Two years ago a potted cactus on my front deck bloomed for the first time. Yesterday, five major flower heads had, over a period of a month, once again pushed their way past the piercing thorns and waited for night fall. While I slept, they opened up — for moths and bats, I suppose.
When I opened the glass doors and walked onto the deck and into the morning’s early light, what I found most remarkable — was not the stunning fragile display of delicate whites and deep throated yellows — but a perfumed fragrance that truly hit me with a mesmerising force more steeped in night visions than day time antics.
So very different from last week’s blog entry on the smell of the kunzia flower. This flower spoke of a sensual encounter with a mysterious stranger late, oh so late, at night while the moon misted a spell on propriety and mature manners.
In Buddhist teachings, the lotus flower is symbolic of the transformation from muddy beginnings into a blossoming of full enlightenment and self awareness.
In the cactus flower, the symbolism for me is this: the birth of the sacred feminine pushing through the prickly phallic masculine and opening up into a full vulvic display; proud and fragrant with delight.
Much has been written about our culture’s view of the vagina as vagina dentata, but looking at this flower’s display of it’s sexual organs, there is nothing that would suggest a Freudian castration complex or anything sinister or malevolent.
The fears men have of women’s sexuality leads in its most drastic form to FGM — female genital mutilation.
To bring an end to this mistreatment of our women, more men should be sticking their noses into the business of flowers.

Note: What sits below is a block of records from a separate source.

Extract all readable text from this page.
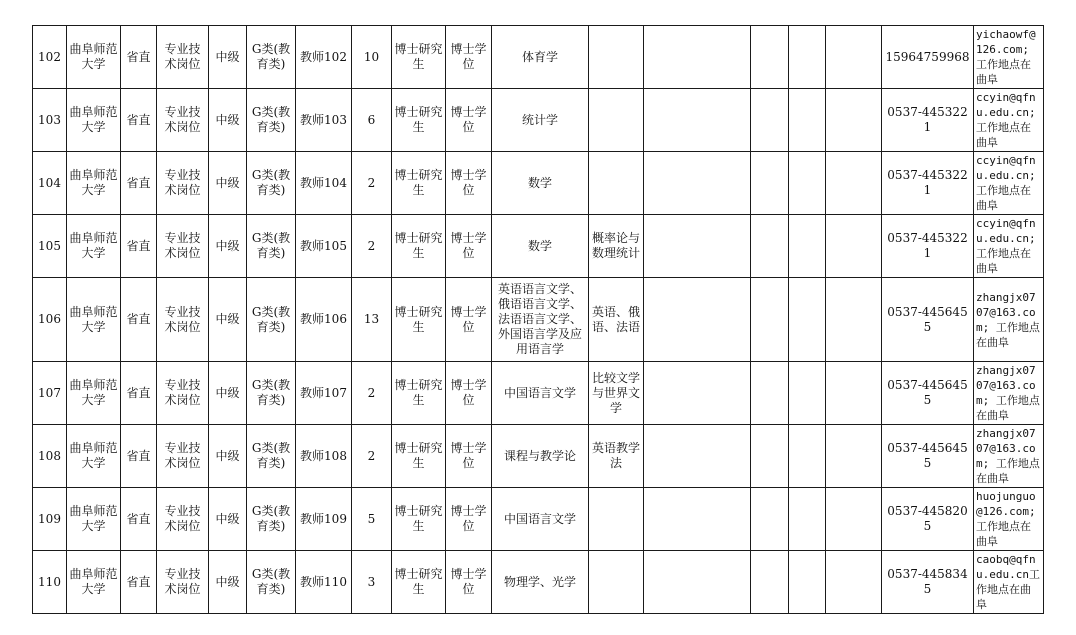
102	曲阜师范大学	省直	专业技术岗位	中级	G类(教育类)	教师102	10	博士研究生	博士学位	体育学						15964759968	yichaowf@126.com; 工作地点在曲阜
103	曲阜师范大学	省直	专业技术岗位	中级	G类(教育类)	教师103	6	博士研究生	博士学位	统计学						0537-4453221	ccyin@qfnu.edu.cn; 工作地点在曲阜
104	曲阜师范大学	省直	专业技术岗位	中级	G类(教育类)	教师104	2	博士研究生	博士学位	数学						0537-4453221	ccyin@qfnu.edu.cn; 工作地点在曲阜
105	曲阜师范大学	省直	专业技术岗位	中级	G类(教育类)	教师105	2	博士研究生	博士学位	数学	概率论与数理统计					0537-4453221	ccyin@qfnu.edu.cn; 工作地点在曲阜
106	曲阜师范大学	省直	专业技术岗位	中级	G类(教育类)	教师106	13	博士研究生	博士学位	英语语言文学、俄语语言文学、法语语言文学、外国语言学及应用语言学	英语、俄语、法语					0537-4456455	zhangjx0707@163.com; 工作地点在曲阜
107	曲阜师范大学	省直	专业技术岗位	中级	G类(教育类)	教师107	2	博士研究生	博士学位	中国语言文学	比较文学与世界文学					0537-4456455	zhangjx0707@163.com; 工作地点在曲阜
108	曲阜师范大学	省直	专业技术岗位	中级	G类(教育类)	教师108	2	博士研究生	博士学位	课程与教学论	英语教学法					0537-4456455	zhangjx0707@163.com; 工作地点在曲阜
109	曲阜师范大学	省直	专业技术岗位	中级	G类(教育类)	教师109	5	博士研究生	博士学位	中国语言文学						0537-4458205	huojunguo@126.com; 工作地点在曲阜
110	曲阜师范大学	省直	专业技术岗位	中级	G类(教育类)	教师110	3	博士研究生	博士学位	物理学、光学						0537-4458345	caobq@qfnu.edu.cn工作地点在曲阜
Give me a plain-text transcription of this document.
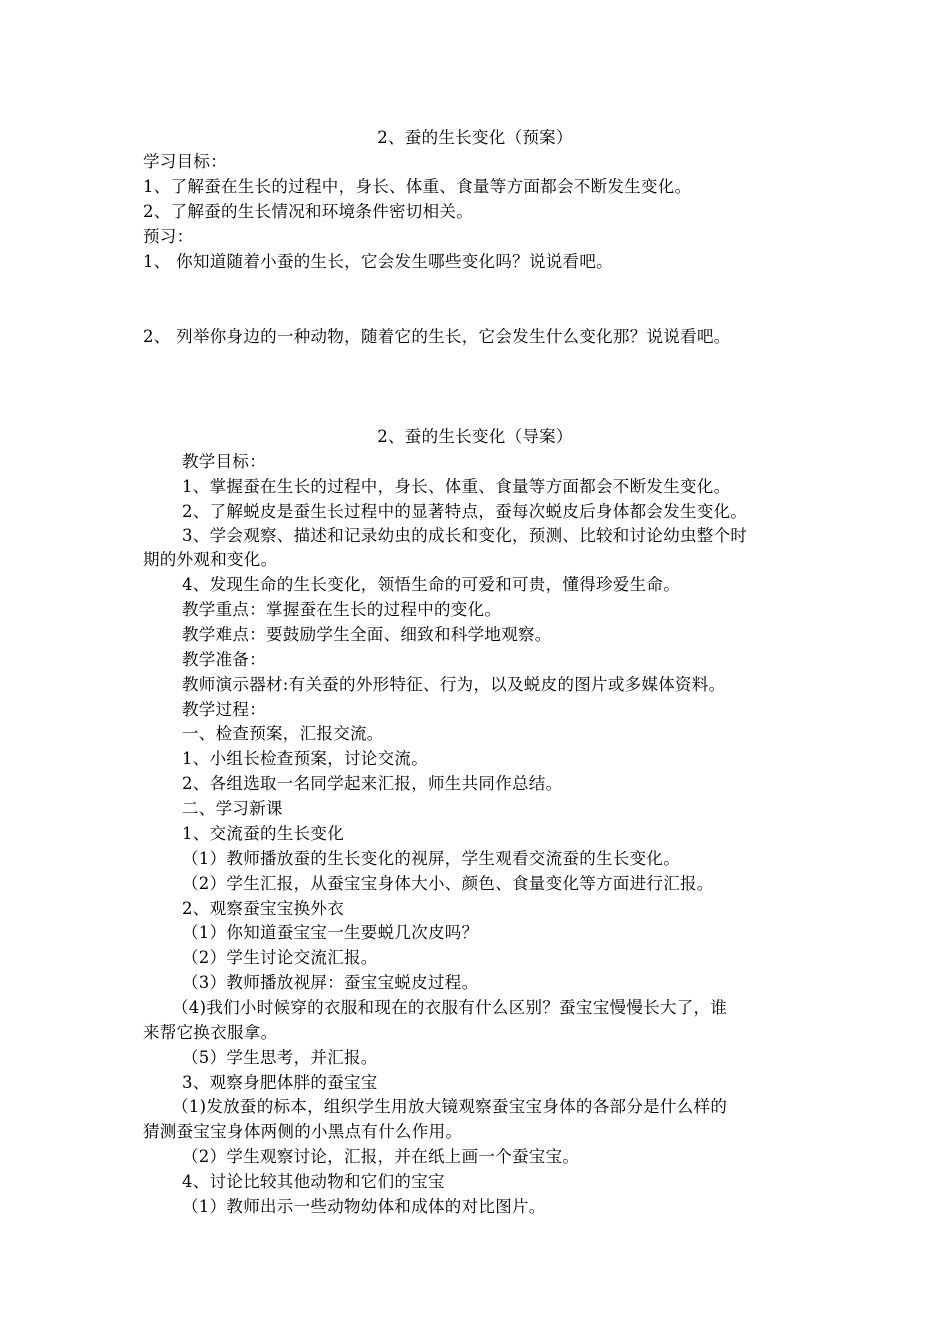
2、蚕的生长变化（预案）
学习目标：
1、了解蚕在生长的过程中，身长、体重、食量等方面都会不断发生变化。
2、了解蚕的生长情况和环境条件密切相关。
预习：
1、 你知道随着小蚕的生长，它会发生哪些变化吗？说说看吧。
2、 列举你身边的一种动物，随着它的生长，它会发生什么变化那？说说看吧。
2、蚕的生长变化（导案）
教学目标：
1、掌握蚕在生长的过程中，身长、体重、食量等方面都会不断发生变化。
2、了解蜕皮是蚕生长过程中的显著特点，蚕每次蜕皮后身体都会发生变化。
3、学会观察、描述和记录幼虫的成长和变化，预测、比较和讨论幼虫整个时
期的外观和变化。
4、发现生命的生长变化，领悟生命的可爱和可贵，懂得珍爱生命。
教学重点：掌握蚕在生长的过程中的变化。
教学难点：要鼓励学生全面、细致和科学地观察。
教学准备：
教师演示器材:有关蚕的外形特征、行为，以及蜕皮的图片或多媒体资料。
教学过程：
一、检查预案，汇报交流。
1、小组长检查预案，讨论交流。
2、各组选取一名同学起来汇报，师生共同作总结。
二、学习新课
1、交流蚕的生长变化
（1）教师播放蚕的生长变化的视屏，学生观看交流蚕的生长变化。
（2）学生汇报，从蚕宝宝身体大小、颜色、食量变化等方面进行汇报。
2、观察蚕宝宝换外衣
（1）你知道蚕宝宝一生要蜕几次皮吗？
（2）学生讨论交流汇报。
（3）教师播放视屏：蚕宝宝蜕皮过程。
（4)我们小时候穿的衣服和现在的衣服有什么区别？蚕宝宝慢慢长大了，谁
来帮它换衣服拿。
（5）学生思考，并汇报。
3、观察身肥体胖的蚕宝宝
（1)发放蚕的标本，组织学生用放大镜观察蚕宝宝身体的各部分是什么样的
猜测蚕宝宝身体两侧的小黑点有什么作用。
（2）学生观察讨论，汇报，并在纸上画一个蚕宝宝。
4、讨论比较其他动物和它们的宝宝
（1）教师出示一些动物幼体和成体的对比图片。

They just might come away with an hierophantic experience where the sacred made, not just an appearance, but a life changing appearance.
Postscript
This morning, after posting the above blog yesterday, I awoke to find all the flowers on the cactus eaten by a possum or, possibly, several possums. I say “several” because during the night there was a lot of heavy duty scampering along the deck just outside my bedroom window. More so than normal.
I don’t know if the flower of this particular cactus has any hallucinogenic qualities, but something got these possums moving. Looking at the cactus (below photo), one can only guess at what happened. Nothing much left.